Ни спать, ни читать не представлялось никакой возможности...
   – Сахарная! – вскричал он в каком-то диком исступлении и тотчас же собрался бежать.
   Было раннее утро; заря едва занялась; город спал; пустынные улицы смотрели мертво. Ни единого звука, кроме нерешительного чириканья кое-где просыпающихся воробьев; ни единого живого существа, кроме боязливо озирающихся котов, возвращающихся по домам после ночных похождений (как он завидовал им!), Даже собаки – и те спали у ворот, свернувшись калачиком и вздрагивая под влиянием утреннего холода. Над городом вился туман; тротуары были влажны; деревья в садах заснули, словно повитые волшебной дремой.
   Он шел и чувствовал, что он помпадур. Это чувство ласкало, нежило, манило его. Ни письмоводителя, ни квартального, ни приставов – ничего не существовало для него в эту минуту. Несмотря на утренний полусумрак, воздух казался проникнутым лучами; несмотря на глубокое безмолвие, природа казалась изнемогающею под бременем какого-то кипучегои нетерпеливо-просящегося наружу ликования. Он знал, что он помпадур, и знал, куда и зачем он идет. Грудь его саднило, блаженство катилось по всем его жилам.
   И вдруг его обожгло. Из-за первого же угла, словно из-под земли, вырос квартальный и, гордый сознанием исполненного долга, делал рукою под козырек. В испуге он взглянул вперед: там в перспективе виднелся целый лес квартальных, которые, казалось, только и ждали момента, чтоб вытянуться и сделать под козырек. Он понял, что и на сей раз его назначение, как помпадура, не будет выполнено.
   На другой день он собрал квартальных и сказал им:
   – Я желаю, господа, чтоб вы не беспокоили себя по ночам.
   Но квартальные не поняли и гаркали, что им не в тягость, а в сласть и т.п.
   – Я желаю, господа, чтоб вы не беспокоили себя по ночам! – все еще кротко, но уже вразумительнее повторил он.
   Но квартальные продолжали гаркать.
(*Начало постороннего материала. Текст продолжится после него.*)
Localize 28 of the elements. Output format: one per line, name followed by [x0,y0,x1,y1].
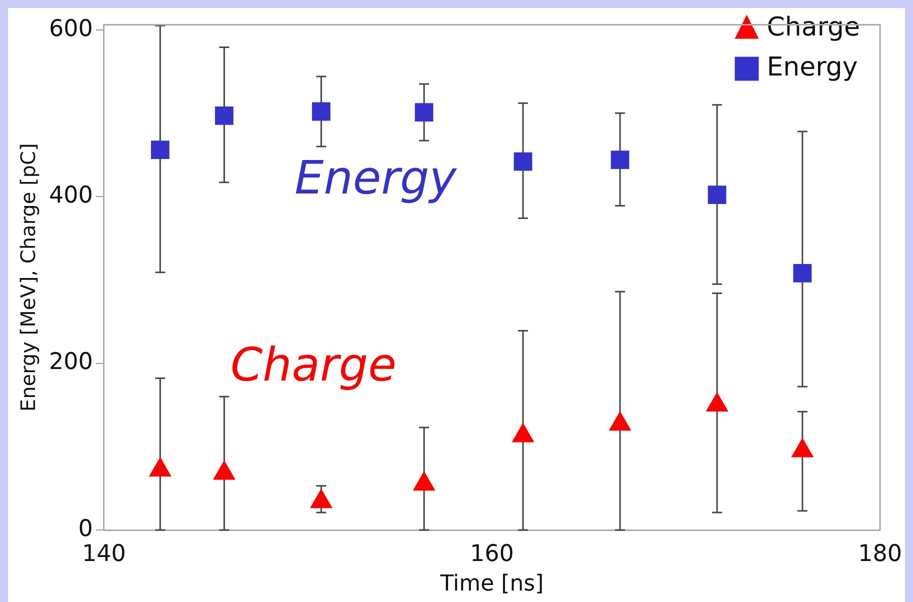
y-tick-label: 400 [48,182,93,209]
point [791,438,814,458]
point [512,422,534,442]
annotation: Energy [294,150,458,204]
x-tick-label: 180 [858,540,902,567]
point [312,102,330,121]
point [148,456,172,476]
y-tick-label: 0 [78,516,93,542]
y-tick-label: 200 [48,349,93,376]
point [608,411,632,431]
legend-label: Energy [766,52,858,83]
point [706,392,728,412]
x-tick-label: 140 [82,540,126,567]
x-tick-label: 160 [470,540,514,567]
point [514,152,532,171]
point [610,150,630,170]
point [414,103,434,122]
point [310,488,332,508]
y-tick-label: 600 [48,16,93,42]
annotation: Charge [230,337,396,392]
y-axis-title: Energy [MeV], Charge [pC] [16,143,40,412]
point [215,106,234,125]
point [212,460,236,480]
point [793,264,812,282]
x-axis-title: Time [ns] [439,572,544,597]
point [150,140,170,160]
point [708,186,726,204]
point [412,471,436,491]
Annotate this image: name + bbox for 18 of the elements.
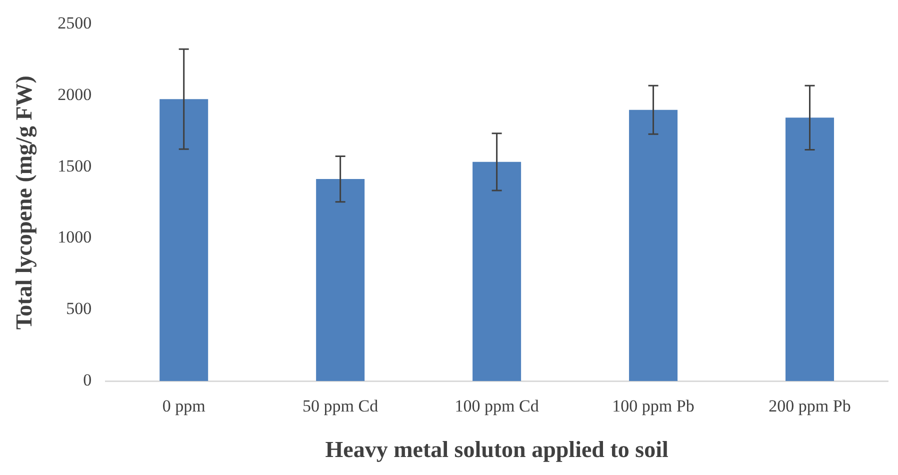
bar — [316, 179, 365, 381]
x-tick-label: 100 ppm Pb — [612, 396, 694, 416]
bar — [472, 162, 522, 381]
bar — [786, 118, 834, 381]
x-tick-label: 50 ppm Cd — [302, 396, 379, 416]
x-axis-title: Heavy metal soluton applied to soil — [325, 437, 668, 462]
x-tick-label: 0 ppm — [162, 396, 206, 416]
x-tick-label: 100 ppm Cd — [454, 396, 540, 416]
y-tick-label: 1000 — [58, 228, 92, 247]
y-tick-label: 0 — [83, 370, 92, 390]
x-tick-label: 200 ppm Pb — [768, 396, 851, 416]
y-tick-label: 1500 — [58, 156, 92, 176]
bar — [160, 99, 208, 381]
y-tick-label: 2000 — [58, 85, 92, 104]
y-tick-label: 500 — [66, 299, 92, 318]
bar — [629, 110, 678, 381]
y-axis-title: Total lycopene (mg/g FW) — [12, 76, 38, 330]
y-tick-label: 2500 — [58, 14, 92, 33]
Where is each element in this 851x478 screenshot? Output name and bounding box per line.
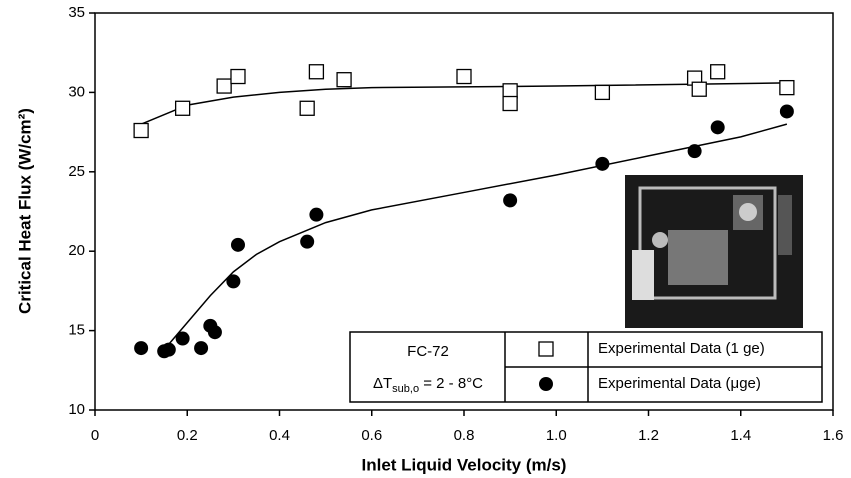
y-tick-label: 30 (68, 83, 85, 100)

Тогда он понял, что тут существует недоразумение, и твердым голосом произнес:
   – Русским языком вам, прохвосты, говорю: не сметь меня подстерегать по ночам!
   Квартальные поняли.
   Благодаря этой мере «они» свиделись. Озираясь и крадучись, пробрался он на заре в Разъезжую слободку, где стоял ее домик. Квартальные притворились спящими. Будочники, завидев его приближение, исчезали в подворотни соседних домов. Она стояла у открытого окна... она! Широкая, дородная, белая, вся сахарная! Она ждала.
   – Вы-с? – спросил он полудерзновенным, полуиспуганным голосом.
   Стыдясь, она закрыла лицо рукавом, но слышно было, как уста ее шептали:
   «Ах! великие наши согрешения!»
   – Желаете ли вы, сударыня, жить со мною вне оного, но все равно как бы в оном? – спросил он ее твердым голосом.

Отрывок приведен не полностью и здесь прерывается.